Previous House of Illustration exhibitions have shown a diverse range of illustration, including advertisements, animation, comic books and manga, children's literature, propaganda, political cartoons, scientific illustration and fashion design. Subjects have included Cuban graphic design, feminist comics and retrospectives of artists including Enid Marx, Tom of Finland, and Jacqueline Ayer.

== Relocation 2020-2026 ==
In July 2020 it was announced House of Illustration at Granary Square would close and that the organisation would relocate to industrial heritage site New River Head in the Clerkenwell area in the London Borough of Islington. The site's 18th- and 19th-century buildings were restored as part of a £12m capital campaign. The new site was named the Quentin Blake Centre for Illustration.

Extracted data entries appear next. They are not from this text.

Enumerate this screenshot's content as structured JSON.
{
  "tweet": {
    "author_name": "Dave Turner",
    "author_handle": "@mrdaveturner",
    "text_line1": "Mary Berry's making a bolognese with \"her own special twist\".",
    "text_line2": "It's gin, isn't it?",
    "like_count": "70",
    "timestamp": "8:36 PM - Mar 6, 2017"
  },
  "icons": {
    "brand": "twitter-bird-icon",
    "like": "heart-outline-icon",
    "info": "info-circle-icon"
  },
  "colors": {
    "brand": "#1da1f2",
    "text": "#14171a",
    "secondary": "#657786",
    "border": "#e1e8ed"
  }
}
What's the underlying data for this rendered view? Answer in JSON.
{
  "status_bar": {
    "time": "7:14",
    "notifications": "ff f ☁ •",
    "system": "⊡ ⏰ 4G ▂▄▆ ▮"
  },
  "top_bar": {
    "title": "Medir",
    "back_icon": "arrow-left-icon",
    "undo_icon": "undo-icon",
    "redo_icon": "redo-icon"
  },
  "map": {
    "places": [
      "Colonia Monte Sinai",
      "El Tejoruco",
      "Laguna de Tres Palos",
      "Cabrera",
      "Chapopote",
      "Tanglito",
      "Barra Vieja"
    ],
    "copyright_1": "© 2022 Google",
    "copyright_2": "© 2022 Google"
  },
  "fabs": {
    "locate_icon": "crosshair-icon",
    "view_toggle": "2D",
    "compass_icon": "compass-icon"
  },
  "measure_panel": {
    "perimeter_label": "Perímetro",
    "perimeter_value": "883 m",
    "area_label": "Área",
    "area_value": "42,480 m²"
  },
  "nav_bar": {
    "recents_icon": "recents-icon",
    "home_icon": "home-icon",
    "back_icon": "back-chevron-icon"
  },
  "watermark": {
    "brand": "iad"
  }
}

The new site opened on 5 June 2026, with renovations costing £12.5m. The space was paid for with funding from the National Lottery Heritage Fund, the London Borough of Islington, various trusts, and Blake's own investments. The centre features three exhibition galleries: one that is dedicated to Blake's work, and two other spaces with rotated exhibitions. There is also a public illustration library that holds more than 1,000 books, graphic novels, and zines. A café on site is home to a 5-metre illustration that Blake drew specifically for the centre.